All over the world people are posting short stories about a flat tyre. This is the fault of Ron Carlson and his chapter called A Writing Lesson: Three Flat Tyres and the Outer Story, Chapter 2 in The Cambridge Companion to Creative Writing. Carlson encourages his readers to write a story based on a flat tyre. Here’s mine – a thought and writing experiment. Out of my comfort zone.
It wasn’t even our car. And I certainly had no idea what sort of car it was – maroon red, old – dull. Smelling of mould and smoke, the grey cloth seats sticky-damp And I didn’t even know what that sound was – thought we’d gone over a bump and then a deeper thrumming, an irregular, unbalanced feel to the motion of the car. “Flat” he said, pulling over. I wound down the window, smell of peat, sheep shit, seaweed. He got out, the boot screeching reluctantly as he searched for the spare. I followed, walked up the deserted road, to stretch my legs.

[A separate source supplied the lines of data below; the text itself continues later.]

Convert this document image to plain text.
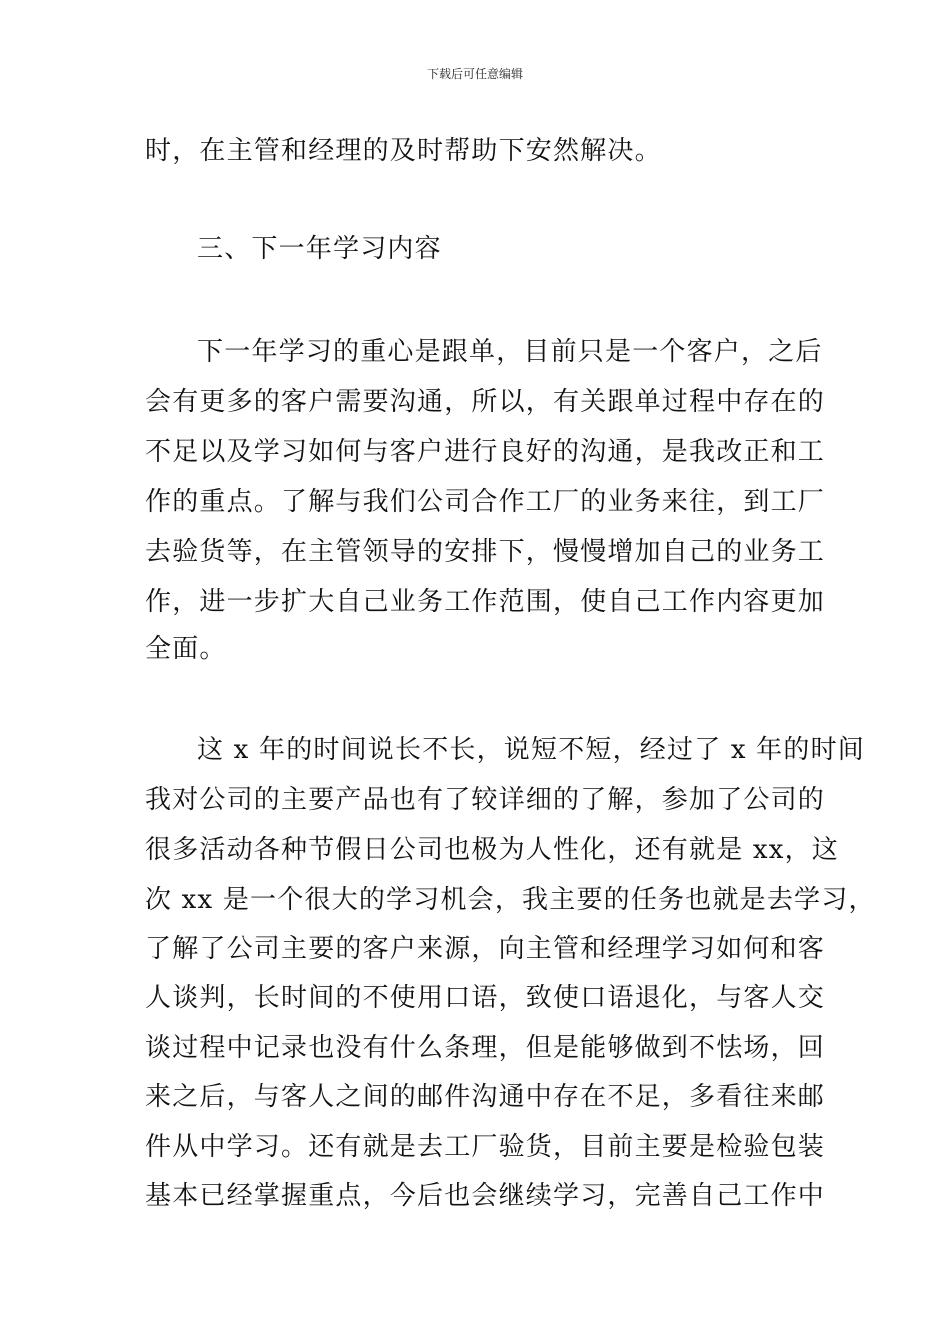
下载后可任意编辑
时，在主管和经理的及时帮助下安然解决。
三、下一年学习内容
下一年学习的重心是跟单，目前只是一个客户，之后
会有更多的客户需要沟通，所以，有关跟单过程中存在的
不足以及学习如何与客户进行良好的沟通，是我改正和工
作的重点。了解与我们公司合作工厂的业务来往，到工厂
去验货等，在主管领导的安排下，慢慢增加自己的业务工
作，进一步扩大自己业务工作范围，使自己工作内容更加
全面。
这 x 年的时间说长不长，说短不短，经过了 x 年的时间
我对公司的主要产品也有了较详细的了解，参加了公司的
很多活动各种节假日公司也极为人性化，还有就是 xx，这
次 xx 是一个很大的学习机会，我主要的任务也就是去学习，
了解了公司主要的客户来源，向主管和经理学习如何和客
人谈判，长时间的不使用口语，致使口语退化，与客人交
谈过程中记录也没有什么条理，但是能够做到不怯场，回
来之后，与客人之间的邮件沟通中存在不足，多看往来邮
件从中学习。还有就是去工厂验货，目前主要是检验包装
基本已经掌握重点，今后也会继续学习，完善自己工作中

“Really out of our comfort zone now,” I thought to myself, thinking of crispy-skinned fish and frying pans and a warm red fire. It was dead cold. A bright moon with inky clouds racing across. The dark grasses bent and bowed in shivering rhythm to the bitter wind. He was blowing on his fingers, tucking them under his oxters, and then lying on the gritty road to attach the jack to the car and crank it up. The road ran round what looked like the shoulder of the hill – down below, a black invisible sea loch; beyond, dark hulks of hills delineated by the brighter darkness of the sky.
“I didn’t know you knew how to do that,” I said. “How’d you learn how to change a wheel?”
“Everyone knows,” he said, not really listening to me, as he rolled the spare round to the wheel hub. He blew sharply down his nose.
“Fucking spare’s fucking crap.”
It wasn’t actually true, though, what Lee said – lots of people drive cars who don’t know how to change a wheel.. Angela probably could. My stupid mum and her bloke probably couldn’t. They’d ring someone up, they’d sit in the car and wait for someone to sort them out. Poor useless, helpless rabbits. Fuck them.
“It’ll have to do,” he said, throwing the wheel and the jack back inside the boot. He looked up along the road.
“Come here then,” and pulling me towards him. Sticking his frozen hands inside my jumper, on my breasts, my nipples dead tight and stiff with cold. He laughed, playing with them. It was nice. I clung on a bit.
“Better get on,” he said, moving off and getting back behind the wheel, turning the ignition. I ran round to my side and got in.
“How far to O-ban?”
“Oban. Another hour, maybe. We’ll leave the car in a car park and wait for the first bus.”
“What will your gran say when we turn up at her’s?”
“Dunno. She’s deaf anyway.”
“I can’t go back, Lee – they’ll do me for nicking Angela’s phone and all her money and that.”
“Yeah – and this car. We’ll tell my gran we’re on holiday.”
The car thrummed on through the night, occasionally lighting up the bright yellow eyes of sheep that emerged out of the darkness.
“They’re like bleeding zombie eyes, aren’t they?” I said. “Like in the films.”
The heater was on full blast; there was only a rubbish radio in the car and I could only get some kind of late-night phone-in with stupid music. I gave up and just watched the road for a bit – nothing, nothing, a sheep, nothing, nothing, a rock, a sheep…. What would happen when Angela found out that I’d fucked off? She’d be upset, I reckoned. She’d want to find me and sit me in her office and talk to me about myself. She wouldn’t like it that I didn’t want to do that anymore, wanted to go with Lee and have a life. Lee said we could work in hotels for the summer, make some money and then go to Norway. One of his friends was on an oil rig in Norway. Lee reckoned he could get him a job. Lee said I could probably get work there too, because I look older than I am, and no-one could find us. Or Iceland. There were hot springs in Iceland, you could bathe naked in them with snow all round you. Or we could go to Ireland, I told Lee, to my dad’s family – except to be fair we couldn’t – I didn’t really know where they lived, or even their names, really. And they didn’t know mine, I thought, imagining walking up to some door in a terrace of grey brick houses and saying to someone with a weird twangy voice, “I’m Carly.” “Who?” they’d say.
The car thrummed along, a grey line like a frayed edge appearing ahead of us in the night sky. We could just keep driving, for ever, maybe, I thought. Never stop, just keep going, drive past all the people jumping into the road, trying to make us slow down: ‘stay here, we’ll get the police onto you, you belong to us, go to school, get a job, fuck yourselves up like your parents did.’ We’d drive past them all, drive to Norway, no, we wouldn’t even stop there – just drive through the night, just me and Lee, in our crap car with its crappy spare tyre and useless radio, for ever and ever.